Tout le progrès de libération s’accomplit par une suite imperceptible d’actes de dévouement à la chose commune, venant d’hommes du peuple — de héros inconnus dont les noms mêmes n’ont pas été conservés par l’histoire. Le merveilleux mouvement de la Trêve de Dieu (treuga Dei), par lequel les masses populaires s’efforcèrent de mettre une limite aux interminables dissensions de familles nobles, sortit des jeunes cités, dont les citoyens et les évêques s’efforcèrent d’étendre aux nobles la paix qu’ils avaient établie à l’intérieur

  1. Ferrari, Histoire des révolutions d’Italie, I, 257 ; Kallsen, Die deutschen Städte im Mittelalter, vol. I (Halle, 1891.
  2. Voyez les excellentes remarques de Mr.
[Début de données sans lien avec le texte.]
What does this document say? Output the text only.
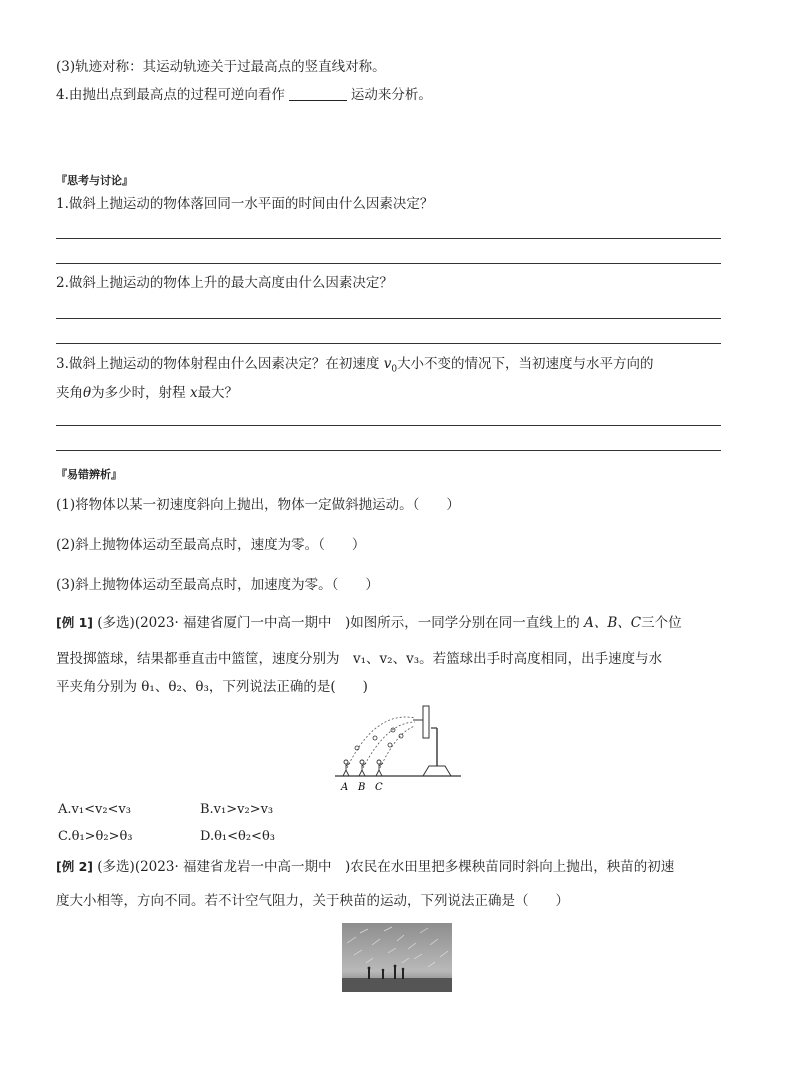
(3)轨迹对称：其运动轨迹关于过最高点的竖直线对称。
4.由抛出点到最高点的过程可逆向看作	运动来分析。
『思考与讨论』
1.做斜上抛运动的物体落回同一水平面的时间由什么因素决定？
2.做斜上抛运动的物体上升的最大高度由什么因素决定？
3.做斜上抛运动的物体射程由什么因素决定？在初速度 $v_0$大小不变的情况下，当初速度与水平方向的
夹角θ为多少时，射程 x最大？
『易错辨析』
(1)将物体以某一初速度斜向上抛出，物体一定做斜抛运动。（　　）
(2)斜上抛物体运动至最高点时，速度为零。（　　）
(3)斜上抛物体运动至最高点时，加速度为零。（　　）
[例 1] (多选)(2023· 福建省厦门一中高一期中　)如图所示，一同学分别在同一直线上的 A、B、C三个位
置投掷篮球，结果都垂直击中篮筐，速度分别为　v₁、v₂、v₃。若篮球出手时高度相同，出手速度与水
平夹角分别为 θ₁、θ₂、θ₃，下列说法正确的是(　　)
A B C
A.v₁<v₂<v₃	B.v₁>v₂>v₃
C.θ₁>θ₂>θ₃	D.θ₁<θ₂<θ₃
[例 2] (多选)(2023· 福建省龙岩一中高一期中　)农民在水田里把多棵秧苗同时斜向上抛出，秧苗的初速
度大小相等，方向不同。若不计空气阻力，关于秧苗的运动，下列说法正确是（　　）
G. L. Gomme touchant les assemblées du peuple à Londres (The Literature of Local Institutions, Londres, 1886, p. 76). Il faut cependant remarquer que dans les cités royales, les assemblées du peuple n’obtinrent jamais l’indépendance qu’elles eurent ailleurs. Il est même certain que les villes de Moscou et de Paris furent choisie par les rois et par l’Église comme les berceaux de la future autorité royale dans l’État ; parce que ces villes ne possédaient pas la tradition d’assemblées populaires accoutumées à agir souverainement en toute chose.